C’était donc par le plébiscite qu’on assurerait le fonctionnement pacifique et légal de la responsabilité impériale. Contre les votes de défiance de la Chambre, les ministres auraient un recours devant le corps électoral, par la dissolution, droit ministériel. Contre les exigences des ministres et des Chambres qu’il jugerait nuisibles au bien public, l’Empereur aurait la ressource d’un appel direct au peuple. On assurerait ainsi aux institutions un lest de stabilité dont elles sont dépourvues depuis que l’autorité des Chambres hautes a été affaiblie ou détruite. En effet, dans le seul pays où le plébiscite fonctionne comme une institution normale, le peuple s’est constamment montré plus sensé que ses représentans. Il n’a pas approuvé leurs innovations radicales : élection des juges, suppression du budget des cultes, vaccine obligatoire, monopoles divers, etc.[2].


Réclamer un empire libéral signifiait donc pour moi, quand j’adoptai cette formule, demander la liberté sociale, et la liberté politique, garantie de la première, mais organisée tout autrement qu’elle n’avait été par les régimes de 1814 et de 1830.

Ce plan était raisonnable ; était-il réalisable ? En politique ce qui ne peut se réaliser cesse d’être raisonnable. Sur la liberté sociale, la cause était gagnée ; l’Empereur en était partisan plus encore que Morny, et par là, même avec la Constitution de 1852, c’était un souverain libéral.
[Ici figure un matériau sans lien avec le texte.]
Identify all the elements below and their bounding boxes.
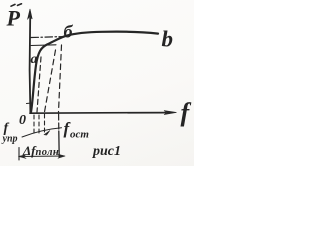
svg-text:полн: полн — [36, 147, 60, 158]
svg-text:упр: упр — [2, 134, 18, 145]
svg-text:рис1: рис1 — [92, 144, 121, 159]
svg-text:f: f — [181, 98, 192, 127]
svg-text:b: b — [162, 27, 174, 52]
svg-text:P: P — [6, 6, 21, 31]
svg-text:б: б — [64, 22, 74, 42]
svg-text:ост: ост — [70, 129, 89, 141]
svg-text:0: 0 — [19, 113, 26, 128]
svg-text:а: а — [31, 52, 38, 67]
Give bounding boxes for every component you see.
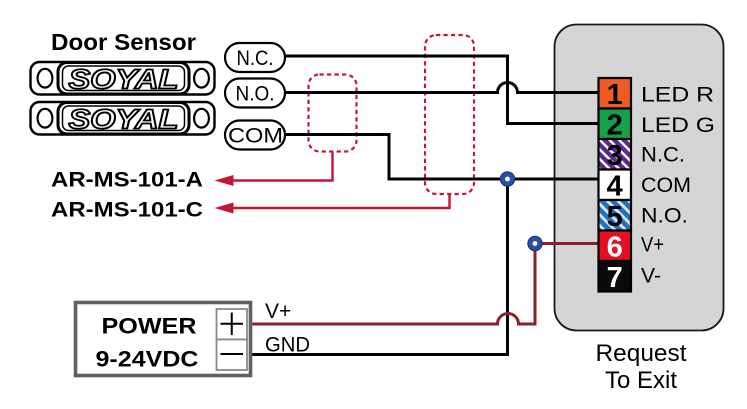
wire: N.O. to pin 1 (LED R), hop over N.C. wire <box>285 83 600 93</box>
svg-text:Request: Request <box>596 340 687 367</box>
power supply terminal + <box>217 309 248 340</box>
svg-text:LED G: LED G <box>641 113 715 137</box>
svg-text:Door Sensor: Door Sensor <box>51 29 196 55</box>
terminal pin 3 (purple striped, N.C.) <box>599 139 632 172</box>
svg-text:COM: COM <box>641 173 691 197</box>
junction node on COM wire <box>500 172 514 186</box>
wire: COM to pin 4 <box>285 135 600 180</box>
svg-text:POWER: POWER <box>102 314 197 339</box>
junction node on V+ wire <box>528 236 542 250</box>
terminal pin 5 (blue striped, N.O.) <box>599 200 632 233</box>
leader arrow to AR-MS-101-C <box>215 194 450 214</box>
terminal pin 2 (green, LED G) <box>599 109 632 142</box>
svg-text:3: 3 <box>607 140 623 172</box>
cable callout dashed box (2-wire, AR-MS-101-A) <box>309 75 357 152</box>
svg-text:SOYAL: SOYAL <box>69 64 179 95</box>
wire: COM junction down to power GND (-) <box>252 179 508 355</box>
terminal label oval N.C. <box>225 43 285 72</box>
svg-text:LED R: LED R <box>641 83 714 107</box>
door sensor magnet (bottom SOYAL bar) <box>31 102 215 135</box>
svg-text:V+: V+ <box>641 233 664 257</box>
svg-text:V-: V- <box>641 264 661 288</box>
svg-text:6: 6 <box>607 232 623 264</box>
svg-text:4: 4 <box>607 171 623 203</box>
svg-text:9-24VDC: 9-24VDC <box>96 347 199 372</box>
power supply PS1 box <box>76 303 251 376</box>
svg-text:V+: V+ <box>265 300 291 323</box>
wire: N.C. to pin 2 (LED G) <box>285 56 600 124</box>
terminal pin 1 (orange, LED R) <box>599 78 632 111</box>
terminal pin 7 (black, V-) <box>599 261 632 294</box>
terminal label oval N.O. <box>225 79 285 108</box>
svg-text:SOYAL: SOYAL <box>69 104 179 135</box>
svg-text:7: 7 <box>607 262 623 294</box>
svg-text:N.O.: N.O. <box>236 83 275 106</box>
svg-text:2: 2 <box>607 110 623 142</box>
svg-text:AR-MS-101-A: AR-MS-101-A <box>51 167 203 191</box>
reader panel (Request To Exit device) <box>555 25 724 331</box>
svg-text:5: 5 <box>607 201 623 233</box>
power supply terminal - <box>217 340 248 371</box>
terminal label oval COM <box>225 121 285 150</box>
leader arrow to AR-MS-101-A <box>215 152 333 186</box>
svg-text:AR-MS-101-C: AR-MS-101-C <box>51 198 203 222</box>
svg-text:GND: GND <box>265 334 310 357</box>
svg-text:COM: COM <box>228 125 283 148</box>
terminal pin 4 (white, COM) <box>599 170 632 203</box>
wire: V+ from power (+) to pin 6, hop over GND wire <box>252 244 600 325</box>
svg-text:N.O.: N.O. <box>641 204 688 228</box>
terminal pin 6 (red, V+) <box>599 231 632 264</box>
cable callout dashed box (3-wire, AR-MS-101-C) <box>425 35 474 194</box>
door sensor S1 body (top SOYAL bar) <box>31 62 215 95</box>
svg-text:1: 1 <box>607 79 623 111</box>
svg-text:To Exit: To Exit <box>605 367 677 394</box>
svg-text:N.C.: N.C. <box>237 47 274 70</box>
svg-text:N.C.: N.C. <box>641 143 685 167</box>
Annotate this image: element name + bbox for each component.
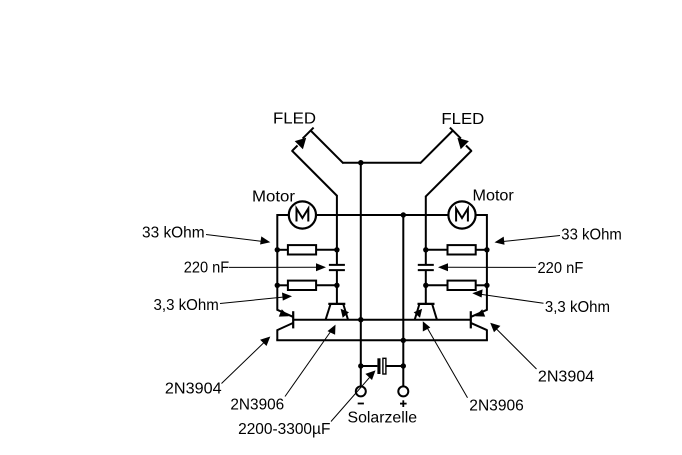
capacitor C1 220nF left top plate xyxy=(329,264,345,266)
wire storage cap right lead xyxy=(386,365,403,367)
arrow 3,3kOhm right xyxy=(472,289,482,297)
svg-text:3,3 kOhm: 3,3 kOhm xyxy=(154,297,219,314)
node R1 right end xyxy=(334,247,339,252)
FLED D1 anode wire stub xyxy=(292,146,298,152)
FLED D2 cathode wire xyxy=(420,131,453,164)
wire center-left vertical xyxy=(360,163,362,387)
resistor R3 33k right stub left xyxy=(426,249,448,251)
arrow 2N3906 left xyxy=(328,325,336,335)
motor M1 circle xyxy=(289,201,316,228)
svg-text:33 kOhm: 33 kOhm xyxy=(561,227,622,244)
leader 2N3904 right xyxy=(496,329,537,370)
FLED D2 cathode bar xyxy=(450,128,461,139)
resistor R4 3,3k right stub right xyxy=(476,284,487,286)
transistor Q1 2N3904 left base bar xyxy=(292,311,294,328)
node storage cap right tap xyxy=(401,363,406,368)
wire left outer vertical xyxy=(276,214,278,311)
node R3 right end xyxy=(484,247,489,252)
arrow 2200-3300uF xyxy=(365,370,375,380)
plus sign horizontal xyxy=(400,403,407,405)
transistor Q1 emitter diagonal xyxy=(277,323,293,330)
arrow 33kOhm left xyxy=(260,236,270,244)
svg-text:Motor: Motor xyxy=(252,188,296,205)
node bus right-center junction xyxy=(401,338,406,343)
transistor Q2 emitter leg xyxy=(343,305,348,320)
resistor R4 3,3k right body xyxy=(448,281,476,290)
FLED D1 cathode bar xyxy=(303,128,314,139)
node R3 left end xyxy=(423,247,428,252)
transistor Q3 emitter diagonal xyxy=(471,323,487,330)
arrow 3,3kOhm left xyxy=(282,293,292,301)
arrow 2N3904 right xyxy=(490,323,500,333)
transistor Q2 emitter arrow xyxy=(341,309,349,318)
motor M1 letter M xyxy=(297,209,309,222)
node motor row right junction xyxy=(401,212,406,217)
transistor Q4 emitter leg xyxy=(415,305,420,320)
leader 3,3kOhm left xyxy=(220,297,284,304)
transistor Q1 collector arrow xyxy=(279,309,289,316)
FLED D2 anode triangle xyxy=(457,138,469,150)
capacitor C1 220nF left bottom plate xyxy=(329,269,345,271)
svg-text:FLED: FLED xyxy=(441,111,484,128)
wire Q3 emitter vertical xyxy=(486,329,488,340)
wire center-right vertical xyxy=(402,215,404,387)
svg-text:3,3 kOhm: 3,3 kOhm xyxy=(545,299,610,316)
leader 220nF right xyxy=(446,266,536,268)
wire right cap branch vertical lower xyxy=(425,271,427,304)
leader 2N3906 left xyxy=(285,331,331,397)
resistor R1 33k left body xyxy=(288,245,316,254)
wire bottom bus xyxy=(276,339,488,341)
terminal plus circle xyxy=(398,386,408,396)
transistor Q2 collector leg xyxy=(326,305,331,320)
node base row left-center junction xyxy=(358,317,363,322)
svg-text:FLED: FLED xyxy=(273,111,316,128)
transistor Q3 collector arrow xyxy=(475,309,485,316)
transistor Q4 emitter arrow xyxy=(414,309,422,318)
terminal minus circle xyxy=(356,386,366,396)
svg-text:220 nF: 220 nF xyxy=(184,259,230,276)
motor M2 letter M xyxy=(456,209,468,222)
transistor Q1 collector diagonal xyxy=(277,310,293,317)
arrow 33kOhm right xyxy=(495,237,505,245)
transistor Q4 collector leg xyxy=(432,305,437,320)
capacitor C3 2200-3300uF negative plate xyxy=(377,358,380,374)
plus sign vertical xyxy=(402,400,404,407)
motor M2 circle xyxy=(448,201,475,228)
svg-text:2N3906: 2N3906 xyxy=(469,397,524,414)
svg-text:2N3906: 2N3906 xyxy=(230,397,284,414)
svg-text:Motor: Motor xyxy=(473,187,515,204)
svg-text:2N3904: 2N3904 xyxy=(538,368,594,385)
wire D1 anode to left cap branch xyxy=(292,151,337,197)
FLED D2 anode wire stub xyxy=(466,146,472,152)
svg-text:2N3904: 2N3904 xyxy=(165,380,222,397)
wire motor row horizontal xyxy=(277,214,487,216)
resistor R1 33k left stub right xyxy=(316,249,337,251)
resistor R3 33k right stub right xyxy=(476,249,487,251)
leader 33kOhm right xyxy=(503,236,560,242)
node R1 left end xyxy=(275,247,280,252)
minus sign xyxy=(358,403,364,405)
node R2 left end xyxy=(275,283,280,288)
svg-text:2200-3300µF: 2200-3300µF xyxy=(238,421,331,438)
arrow 220nF right xyxy=(438,263,448,271)
capacitor C3 2200-3300uF positive plate xyxy=(383,358,386,374)
node top center junction xyxy=(358,160,363,165)
arrow 2N3904 left xyxy=(260,337,270,347)
leader 220nF left xyxy=(229,266,318,268)
wire left cap branch vertical upper xyxy=(336,195,338,264)
wire storage cap left lead xyxy=(361,365,378,367)
wire left cap branch vertical lower xyxy=(336,271,338,304)
resistor R1 33k left stub left xyxy=(277,249,288,251)
wire right outer vertical xyxy=(486,214,488,311)
leader 2200-3300uF xyxy=(331,378,370,422)
node storage cap left tap xyxy=(358,363,363,368)
svg-text:220 nF: 220 nF xyxy=(538,260,584,277)
transistor Q2 2N3906 left base bar xyxy=(328,303,345,305)
wire base row horizontal xyxy=(293,319,471,321)
node R4 left end xyxy=(423,283,428,288)
wire Q1 emitter vertical xyxy=(276,329,278,340)
capacitor C2 220nF right top plate xyxy=(418,264,434,266)
resistor R2 3,3k left stub left xyxy=(277,284,288,286)
wire right cap branch vertical upper xyxy=(425,196,427,264)
resistor R2 3,3k left body xyxy=(288,281,316,290)
transistor Q3 collector diagonal xyxy=(471,310,487,317)
capacitor C2 220nF right bottom plate xyxy=(418,269,434,271)
resistor R2 3,3k left stub right xyxy=(316,284,337,286)
leader 33kOhm left xyxy=(206,235,263,242)
FLED D1 cathode wire xyxy=(311,131,344,164)
arrow 2N3906 right xyxy=(423,321,431,331)
transistor Q4 2N3906 right base bar xyxy=(418,303,435,305)
node R4 right end xyxy=(484,283,489,288)
svg-text:Solarzelle: Solarzelle xyxy=(348,409,418,426)
leader 2N3906 right xyxy=(427,328,468,398)
svg-text:33 kOhm: 33 kOhm xyxy=(142,224,205,241)
leader 2N3904 left xyxy=(222,343,265,384)
resistor R4 3,3k right stub left xyxy=(426,284,448,286)
FLED D1 anode triangle xyxy=(295,138,307,150)
wire top horizontal net V+ xyxy=(343,162,422,164)
leader 3,3kOhm right xyxy=(481,294,544,303)
resistor R3 33k right body xyxy=(448,245,476,254)
wire D2 anode to right cap branch xyxy=(425,151,471,197)
arrow 220nF left xyxy=(316,263,326,271)
transistor Q3 2N3904 right base bar xyxy=(470,311,472,328)
node R2 right end xyxy=(334,283,339,288)
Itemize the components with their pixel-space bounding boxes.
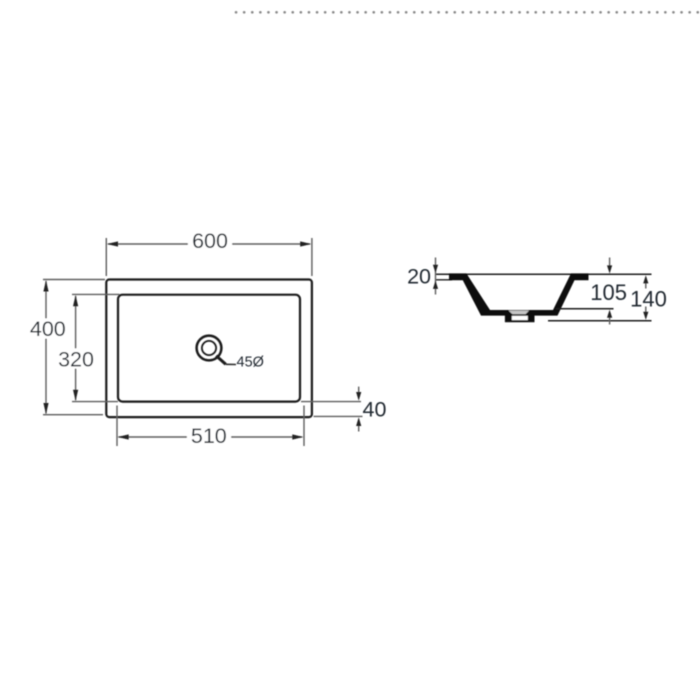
svg-text:105: 105 bbox=[590, 280, 627, 305]
svg-text:600: 600 bbox=[192, 229, 228, 253]
dimension 510: dimension line with arrows bbox=[118, 434, 304, 439]
dimension 105: outside arrows bbox=[607, 258, 612, 325]
tap hole inner circle bbox=[202, 341, 216, 355]
section top surface line bbox=[436, 273, 652, 275]
svg-text:400: 400 bbox=[30, 317, 66, 341]
dotted separator line (top) bbox=[236, 11, 700, 14]
svg-text:40: 40 bbox=[363, 397, 387, 421]
dimension 600: extension lines bbox=[106, 238, 312, 276]
section rim underside short line (left) bbox=[436, 279, 453, 281]
drain recess (grey trapezoid) bbox=[509, 311, 530, 315]
dimension 510: text bbox=[187, 424, 231, 448]
dimension 40: extension lines bbox=[301, 402, 363, 417]
dimension 320: extension lines bbox=[72, 294, 120, 401]
basin inner rim rectangle (plan) bbox=[118, 295, 300, 402]
svg-text:45Ø: 45Ø bbox=[237, 354, 264, 370]
dimension 140: text bbox=[630, 287, 667, 312]
svg-text:20: 20 bbox=[407, 264, 431, 288]
svg-text:510: 510 bbox=[191, 424, 227, 448]
section line at overall depth (140 reference) bbox=[548, 320, 652, 322]
dimension 20: text bbox=[407, 264, 431, 288]
dimension 600: dimension line with arrows bbox=[107, 241, 312, 246]
section line at bowl inner depth (105 reference) bbox=[556, 308, 614, 310]
drain flange body bbox=[505, 315, 535, 322]
dimension 400: text bbox=[28, 317, 67, 341]
svg-text:320: 320 bbox=[58, 347, 94, 371]
dimension 600: text bbox=[188, 229, 232, 253]
label 45 dia bbox=[237, 354, 264, 370]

Il y aurait plus de difficulté sur la liberté politique ; l’Empereur se défiait de l’usage qu’en feraient contre lui les partis, mais son esprit clairet juste ne tarderait pas à se convaincre qu’ayant accordé le principal, il n’avait qu’à gagner à ne pas retenir dans sa main à moitié ouverte les conséquences

  1. Courrier du Dimanche du 10 mars 1861.
  2. Le referendum est, sauf le nom, la même institution que le plébiscite. On a essayé de les distinguer en disant que le plébiscite porte sur le nom d’un homme, et le referendum sur le vote d’une loi. Il est dans notre histoire des plébiscites dont l’unique objet a été l’acceptation ou le rejet d’une constitution. La seule différence réelle est que le plébiscite suisse a été réglementé, parce qu’il est habituel, et que le plébiscite français, n’étant qu’exceptionnel, n’a pas encore reçu sa législation. Bien entendu, le plébiscite, comme toutes les manifestations du suffrage universel, devrait être soumis à une organisation hiérarchique. J’ai exposé mon système dans 1789 et 1889, p. 311. — Voyez aussi les articles de premier ordre écrits dans cette Revue par M. Charles Benoist sur ce sujet d’importance majeure, dont il serait bien plus urgent de s’occuper que de ressasser des redites inutiles sur la république et la monarchie.